Saturday, April 27, 2024

How England women will be first to run out in combination of hockey skorts and shorts

‘All revolutions are impossible until they happen. Then they become inevitable’ — Albie Sachs

We train in shorts day in day out, so why did we always play matches in skorts? Things are changing and at the EuroHockey Championships, which start on Friday, our England team will be the first to run out in a combination of skorts and shorts.

Last September, England Hockey changed their domestic club policies to include this option. Then, in April, following a Great Britain squad discussion, our captain and CEO jointly wrote to the FIH to request a change to the international regulations.
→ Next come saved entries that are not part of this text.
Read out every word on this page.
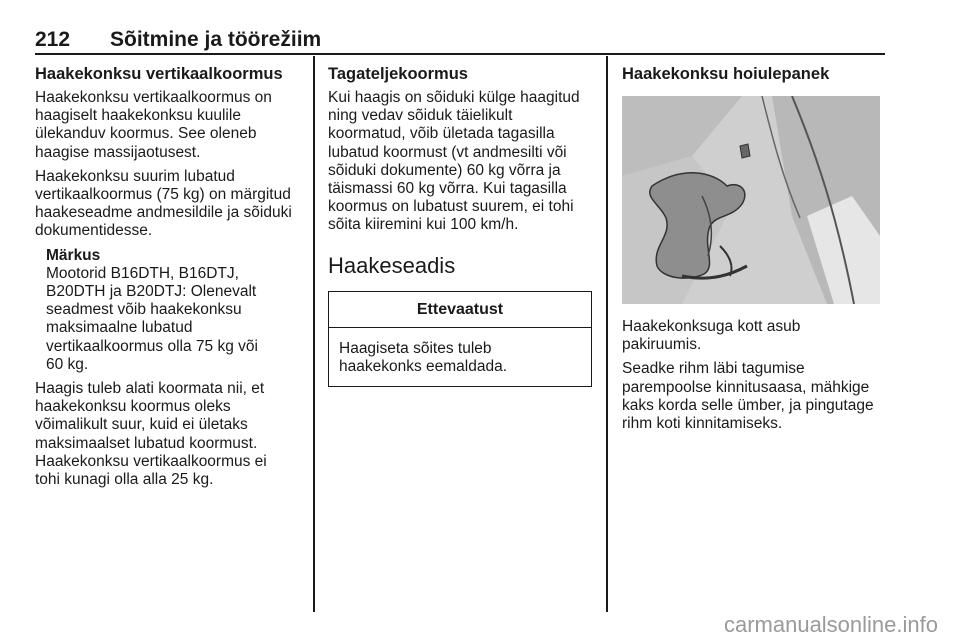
212 Sõitmine ja töörežiim
Haakekonksu vertikaalkoormus

Haakekonksu vertikaalkoormus on
haagiselt haakekonksu kuulile
ülekanduv koormus. See oleneb
haagise massijaotusest.

Haakekonksu suurim lubatud
vertikaalkoormus (75 kg) on märgitud
haakeseadme andmesildile ja sõiduki
dokumentidesse.

Märkus
Mootorid B16DTH, B16DTJ,
B20DTH ja B20DTJ: Olenevalt
seadmest võib haakekonksu
maksimaalne lubatud
vertikaalkoormus olla 75 kg või
60 kg.

Haagis tuleb alati koormata nii, et
haakekonksu koormus oleks
võimalikult suur, kuid ei ületaks
maksimaalset lubatud koormust.
Haakekonksu vertikaalkoormus ei
tohi kunagi olla alla 25 kg.

Tagateljekoormus

Kui haagis on sõiduki külge haagitud
ning vedav sõiduk täielikult
koormatud, võib ületada tagasilla
lubatud koormust (vt andmesilti või
sõiduki dokumente) 60 kg võrra ja
täismassi 60 kg võrra. Kui tagasilla
koormus on lubatust suurem, ei tohi
sõita kiiremini kui 100 km/h.

Haakeseadis
Ettevaatust
Haagiseta sõites tuleb
haakekonks eemaldada.
Haakekonksu hoiulepanek

Haakekonksuga kott asub
pakiruumis.

Seadke rihm läbi tagumise
parempoolse kinnitusaasa, mähkige
kaks korda selle ümber, ja pingutage
rihm koti kinnitamiseks.

carmanualsonline.info
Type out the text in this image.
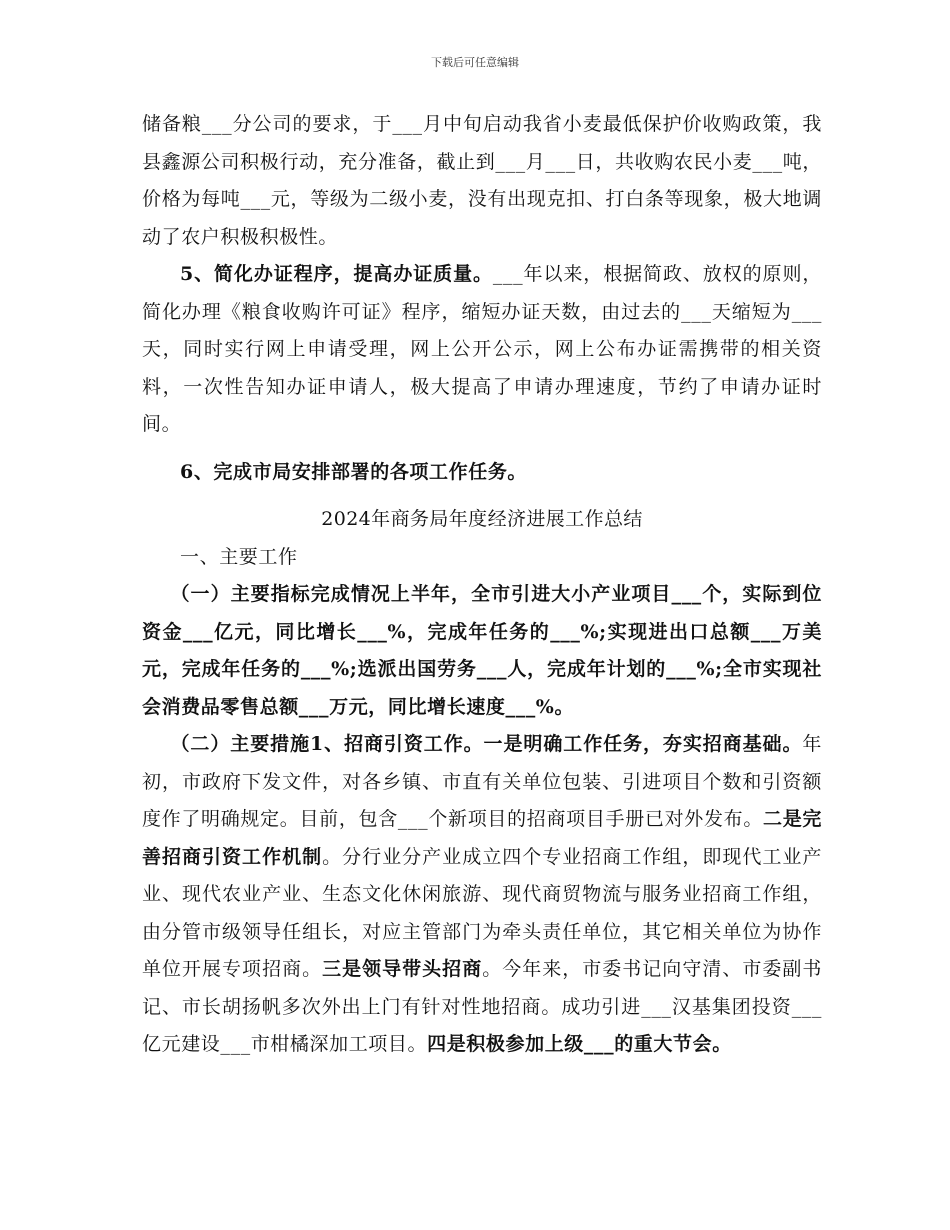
下载后可任意编辑

储备粮___分公司的要求，于___月中旬启动我省小麦最低保护价收购政策，我县鑫源公司积极行动，充分准备，截止到___月___日，共收购农民小麦___吨，价格为每吨___元，等级为二级小麦，没有出现克扣、打白条等现象，极大地调动了农户积极积极性。

5、简化办证程序，提高办证质量。___年以来，根据简政、放权的原则，简化办理《粮食收购许可证》程序，缩短办证天数，由过去的___天缩短为___天，同时实行网上申请受理，网上公开公示，网上公布办证需携带的相关资料，一次性告知办证申请人，极大提高了申请办理速度，节约了申请办证时间。

6、完成市局安排部署的各项工作任务。

2024年商务局年度经济进展工作总结

一、主要工作

（一）主要指标完成情况上半年，全市引进大小产业项目___个，实际到位资金___亿元，同比增长___%，完成年任务的___%;实现进出口总额___万美元，完成年任务的___%;选派出国劳务___人，完成年计划的___%;全市实现社会消费品零售总额___万元，同比增长速度___%。

（二）主要措施1、招商引资工作。一是明确工作任务，夯实招商基础。年初，市政府下发文件，对各乡镇、市直有关单位包装、引进项目个数和引资额度作了明确规定。目前，包含___个新项目的招商项目手册已对外发布。二是完善招商引资工作机制。分行业分产业成立四个专业招商工作组，即现代工业产业、现代农业产业、生态文化休闲旅游、现代商贸物流与服务业招商工作组，由分管市级领导任组长，对应主管部门为牵头责任单位，其它相关单位为协作单位开展专项招商。三是领导带头招商。今年来，市委书记向守清、市委副书记、市长胡扬帆多次外出上门有针对性地招商。成功引进___汉基集团投资___亿元建设___市柑橘深加工项目。四是积极参加上级___的重大节会。
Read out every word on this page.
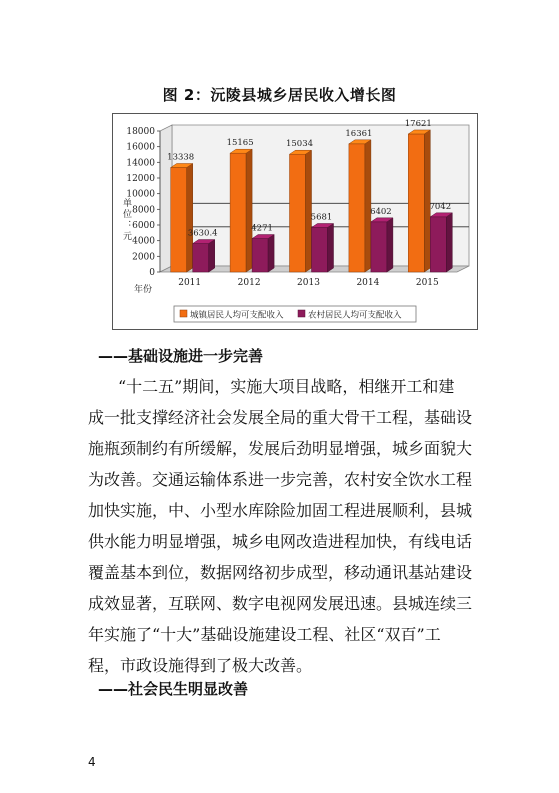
图 2：沅陵县城乡居民收入增长图
0
2000
4000
6000
8000
10000
12000
14000
16000
18000
单位：元
13338
3630.4
2011
15165
4271
2012
15034
5681
2013
16361
6402
2014
17621
7042
2015
年份
城镇居民人均可支配收入	农村居民人均可支配收入
——基础设施进一步完善
“十二五”期间，实施大项目战略，相继开工和建
成一批支撑经济社会发展全局的重大骨干工程，基础设
施瓶颈制约有所缓解，发展后劲明显增强，城乡面貌大
为改善。交通运输体系进一步完善，农村安全饮水工程
加快实施，中、小型水库除险加固工程进展顺利，县城
供水能力明显增强，城乡电网改造进程加快，有线电话
覆盖基本到位，数据网络初步成型，移动通讯基站建设
成效显著，互联网、数字电视网发展迅速。县城连续三
年实施了“十大”基础设施建设工程、社区“双百”工
程，市政设施得到了极大改善。
——社会民生明显改善
4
Previously the rules simply stated players must be ‘uniform’. On June 7, the FIH Board voted in favour of changing the rules to explicitly state skorts and shorts of same colour and design can be worn in the same team.

Tess Howard, a fellow GB and England teammate, has been integral to this change. Her research led to the new inclusive playing kits regulations being launched at the start of the domestic hockey season. A change she believed would one day reach the highest level of sport. With this about to become a reality we are extremely proud of Tess for advocating this change.

We are also proud to have pushed for this landmark decision. We are putting performance and comfort first. And we are evolving the game to be more inclusive.

But why are we doing this?

I sat down with Tess to understand deeper why she has advocated for this change and what it means for us to challenge the status quo. Her answer came in three parts: performance, patriarchy, participation.

Ask Tess why someone would want to play in shorts and she might reply, ‘What do you train in everyday?’ You might say, ‘Yes, we wear shorts to train in, but it’s tradition to wear a skort in matches’.

We spend so much time and energy considering the fine margins of hockey, relishing the inches of the game. So why has it taken us so long to challenge the performance margins of what all women’s teams wear: skorts.

Is it that we have just not thought about it? Or is it something deeper, more something culturally engrained that ranks an item’s social symbol over its performance margin. If we all agree that shorts are genuinely more practical then we would all wear shorts, right? What is the tradition of the skort? Why have we held onto it?

This was the centre of Tess’ university research, now published in the Journal of Sport, Education & Society, entitled ‘Gendered School Sports Kit: Practical, Professional or Patriarchal?’

She explained: “Uniforms have meaning. If they are not designed for performance, then their meaning is cultural. The skort is fundamentally a gender-defining item. The skirted item symbolises ‘femininity’.

“In Victorian Britain, research shows women could only participate in sport within the behavioural boundaries of femininity to confirm the separate spheres of the sexes and the superiority of men (McCrone, 1988). This is where the legacy of sports dresses and skirts/skorts comes from, it maintains patriarchal symbols.

“When symbols become socially engrained, we are blinded to their damaging systemic impact. When we play in a skort, we unknowingly reinforce the damaging gender behavioural binaries of sport, we play into the femininization and sexualisation of female athletes.”

If the concern about wearing shorts is that we will look less ‘feminine’, then I think we need to have a bigger chat about what we value when we play and watch hockey. What is powerful is that we now have the choice to wear shorts or a skort. That is OUR choice.

So there are the performance and the cultural sides of the skort debate. But the final clincher for why our team pushed for this change is the growth of our game: for participation.

By age 14, only 10 percent of girls reach physical activity health standards. Tess’ research shows 70% of women have seen girls drop out of school sport because of sports kit and body image concerns. The number one desire for schoolgirls was for ‘choice’, with 60% wanting the option of shorts.

BIRMINGHAM – Commonwealth Games 2022 15 India v England (Pool A) Picture: England huddle. COPYRIGHT WORLDSPORTPICS FRANK UIJLENBROEK

It makes us wonder how many young people have left hockey because they had to wear a skort? Our sport is disproportionally dominated by fee-paying schools, where research notes the skort originates and still dominates girls’ kit requirements. What message are we giving young girls when they watch hockey?

David Ralph, our head coach at GB and England women’s hockey, supports our move: “I’m glad the girls made a change that means my daughter will be able to make her own choices to wear what makes her feel most comfortable and confident.”

We are proud that now our image will be one that shows members of our team in skorts and shorts. Our message will be one that supports individual choice and comfort. And one that breaks down the gender barriers still existing in sport.